コロコロランドとは場所による一つの答えだ。その土地を買い取ってしまいスギ、ヒノキを伐って新たに広葉樹を植える。そうやってもともとの里山の風景を取り戻していこうという祈りだ。

お二人がどんな想いで里山を再生しようとしているのか、見据える先にどんな景色が広がっているのか。話は山を超え、川を超え、教育や医療、福祉、哲学などにまで広がり、長時間に及んだ。

田中 秀俊

那智勝浦町で一番広い面積の田んぼを作っている田中さん。その広さはなんと2町歩5反。2町歩5反がどのくらいの大きさかというと2.6ha。学校にある25mプールおよそ60個分である。そんな広大な田んぼをほとんど一人で作っていらっしゃる。途方もない仕事量のはずだ。
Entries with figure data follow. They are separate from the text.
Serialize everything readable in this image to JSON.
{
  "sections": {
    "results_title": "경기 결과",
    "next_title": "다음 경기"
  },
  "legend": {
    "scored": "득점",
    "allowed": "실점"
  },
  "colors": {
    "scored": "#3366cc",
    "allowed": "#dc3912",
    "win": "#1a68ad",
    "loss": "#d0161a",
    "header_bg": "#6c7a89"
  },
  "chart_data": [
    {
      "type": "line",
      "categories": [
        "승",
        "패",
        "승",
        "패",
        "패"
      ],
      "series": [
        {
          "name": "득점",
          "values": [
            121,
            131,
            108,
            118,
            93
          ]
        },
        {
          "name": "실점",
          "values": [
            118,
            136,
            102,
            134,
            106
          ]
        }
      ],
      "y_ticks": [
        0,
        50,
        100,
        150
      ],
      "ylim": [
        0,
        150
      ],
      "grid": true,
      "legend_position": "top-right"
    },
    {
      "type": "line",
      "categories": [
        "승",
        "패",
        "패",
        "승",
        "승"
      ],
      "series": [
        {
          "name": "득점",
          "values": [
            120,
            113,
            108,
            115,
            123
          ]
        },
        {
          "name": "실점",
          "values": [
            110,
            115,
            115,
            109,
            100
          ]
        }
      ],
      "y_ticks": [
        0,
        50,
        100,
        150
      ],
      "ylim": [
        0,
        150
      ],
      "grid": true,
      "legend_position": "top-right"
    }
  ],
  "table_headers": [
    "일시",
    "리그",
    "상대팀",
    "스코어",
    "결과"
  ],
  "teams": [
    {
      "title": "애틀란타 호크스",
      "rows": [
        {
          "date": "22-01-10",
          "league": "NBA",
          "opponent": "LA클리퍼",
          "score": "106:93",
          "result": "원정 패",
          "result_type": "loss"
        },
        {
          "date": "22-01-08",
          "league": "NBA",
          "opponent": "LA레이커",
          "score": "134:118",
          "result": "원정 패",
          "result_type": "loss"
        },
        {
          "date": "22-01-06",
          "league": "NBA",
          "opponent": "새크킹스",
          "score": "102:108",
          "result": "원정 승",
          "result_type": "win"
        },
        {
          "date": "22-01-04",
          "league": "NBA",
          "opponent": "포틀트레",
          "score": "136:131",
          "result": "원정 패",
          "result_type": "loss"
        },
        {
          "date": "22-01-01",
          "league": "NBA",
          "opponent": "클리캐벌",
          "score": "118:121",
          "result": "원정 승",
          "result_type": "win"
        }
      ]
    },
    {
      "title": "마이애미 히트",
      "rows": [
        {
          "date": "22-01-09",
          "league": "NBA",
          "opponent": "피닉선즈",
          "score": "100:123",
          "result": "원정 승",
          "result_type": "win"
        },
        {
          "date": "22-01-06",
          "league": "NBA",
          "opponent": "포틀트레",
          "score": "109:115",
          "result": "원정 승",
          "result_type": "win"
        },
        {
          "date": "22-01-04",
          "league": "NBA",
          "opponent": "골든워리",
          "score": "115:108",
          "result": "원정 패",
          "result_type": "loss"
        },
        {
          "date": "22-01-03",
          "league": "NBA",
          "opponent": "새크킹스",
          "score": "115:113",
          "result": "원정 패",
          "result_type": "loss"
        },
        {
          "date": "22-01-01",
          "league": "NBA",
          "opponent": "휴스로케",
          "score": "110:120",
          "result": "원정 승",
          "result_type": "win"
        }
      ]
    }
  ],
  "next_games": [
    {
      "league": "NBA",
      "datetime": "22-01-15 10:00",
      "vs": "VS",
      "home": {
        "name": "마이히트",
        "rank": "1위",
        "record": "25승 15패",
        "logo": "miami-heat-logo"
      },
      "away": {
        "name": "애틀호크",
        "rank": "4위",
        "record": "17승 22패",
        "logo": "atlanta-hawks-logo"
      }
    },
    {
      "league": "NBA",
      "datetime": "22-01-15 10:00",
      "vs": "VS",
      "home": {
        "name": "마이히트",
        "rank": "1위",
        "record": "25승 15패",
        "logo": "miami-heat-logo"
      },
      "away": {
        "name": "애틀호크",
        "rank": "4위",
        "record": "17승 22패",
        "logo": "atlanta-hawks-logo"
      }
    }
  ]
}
田中さんの田んぼがある庄という地域は熊野古道の大辺路ルートの最後の方に通る集落だ。現在でも熊野詣をされる旅人がその道を歩き、その地域の自然や人たちと触れ合いながら旅をする。しかし地域の高齢化や過疎化で農業離れが進み、徐々に休耕田が増えていき季節感のある風景は消えつつある。田中さんはそんな歴史ある場所の風景を守りたいという気持ちで人々が離れていった田んぼを引き受けて耕作面積をここまで増やされてきたようだ。

大切なことは「楽しむこと」。遊び心を持って百姓をする田中さんの田んぼはどこまで広がっていくのだろうか。出穂間近の稲に囲まれながらお話をうかがった。